"Dałbym mu w pysk". Szumowski powiedział, co ma ochotę zrobić Sławomirowi Nitrasowi
– Za słowa o mojej żonie, gdybyśmy byli w dawnych czasach, tobym panu Nitrasowi dał w pysk – powiedział minister zdrowia Łukasz Szumowski o Sławomirze Nitrasie w rozmowie z Interią. Ministrowi zdrowia Nitras "podpadł" z powodu środowej konferencji, na którą nieoczekiwanie wkroczył i mówił m.in. o jego żonie.
Czytaj także: Dwaj posłowie PO wkroczyli na konferencję wiceministra zdrowia i się zaczęło
– Oceniam pana Nitrasa jako człowieka chamskiego i niekulturalnego. W sumie więc szkoda na niego energii i czasu – dodał Szumowski.
W tej samej rozmowie minister bronił też m.in. swojego brata Marcina Szumowskiego, bohatera afery z bezużytecznymi maseczkami. – Nigdy nie doświadczyłem tak bezpardonowego ataku na moją rodzinę. To straszne tym bardziej, że zarówno w artykułach prasowych, jak i wypowiedziach polityków nie ma ani jednego faktu, który pokazywałby cokolwiek niezgodnego z prawem, co mógłbym zrobić. Duża część faktów przedstawiana jest w sposób sugerujący zdarzenia i przesłanki działań, które nie miały i nie mają miejsca – przekonywał.
Przypomnijmy, że w sprawę "afery maseczkowej" zamieszane mają być głównie trzy osoby. Pierwszą z nich jest Łukasz G., drobny biznesmen z Zakopanego, instruktor narciarski i przyjaciel rodziny Szumowskich. To on 16 marca miał skontaktować się z bratem ministra zdrowia Łukasza Szumowskiego – Marcinem Szumowskim, biznesmenem z branży farmaceutycznej.
Czytaj także: Kim jest Marcin Szumowski?

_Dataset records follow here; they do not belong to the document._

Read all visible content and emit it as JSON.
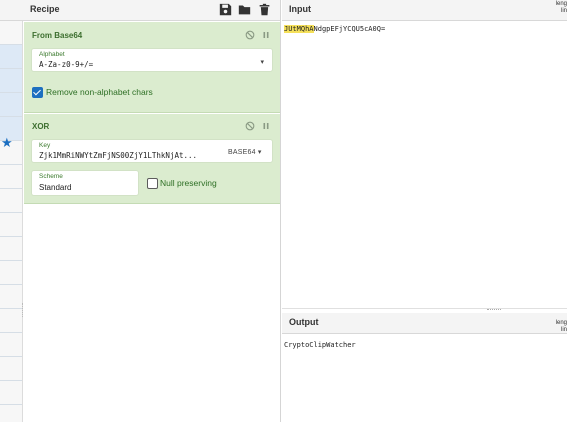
{
  "recipe": {
    "title": "Recipe",
    "toolbar": {
      "save_icon": "save-icon",
      "load_icon": "folder-icon",
      "clear_icon": "trash-icon"
    },
    "operations": [
      {
        "name": "From Base64",
        "alphabet": {
          "label": "Alphabet",
          "value": "A-Za-z0-9+/="
        },
        "remove_non_alphabet": {
          "label": "Remove non-alphabet chars",
          "checked": true
        }
      },
      {
        "name": "XOR",
        "key": {
          "label": "Key",
          "value": "Zjk1MmRiNWYtZmFjNS00ZjY1LThkNjAt...",
          "encoding": "BASE64"
        },
        "scheme": {
          "label": "Scheme",
          "value": "Standard"
        },
        "null_preserving": {
          "label": "Null preserving",
          "checked": false
        }
      }
    ]
  },
  "input": {
    "title": "Input",
    "meta_line1": "leng",
    "meta_line2": "lin",
    "highlighted": "JUtMQhA",
    "rest": "NdgpEFjYCQU5cA0Q="
  },
  "output": {
    "title": "Output",
    "meta_line1": "leng",
    "meta_line2": "lin",
    "text": "CryptoClipWatcher"
  },
  "colors": {
    "operation_bg": "#dbeccf",
    "checkbox_accent": "#1d6fc0",
    "highlight": "#f5e05a"
  }
}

Brat Szumowskiego bohaterem afery z bezużytecznymi maseczkami
Na wspomnianej też konferencji Nitras mówił o wynikach kontroli poselskiej Michała Szczerby i Dariusza Jońskiego w NCBR (Narodowe Centrum Badań i Rozwoju), z której wynika, że rządowa agencja od 2015 r. przyznała spółce kierowanej przez Marcina Szumowskiego kwotę 140 mln zł. Wcześniej "Fakt" opisywał rządowe dotacje w latach 2017-2020 na kwotę co najmniej 70 mln zł.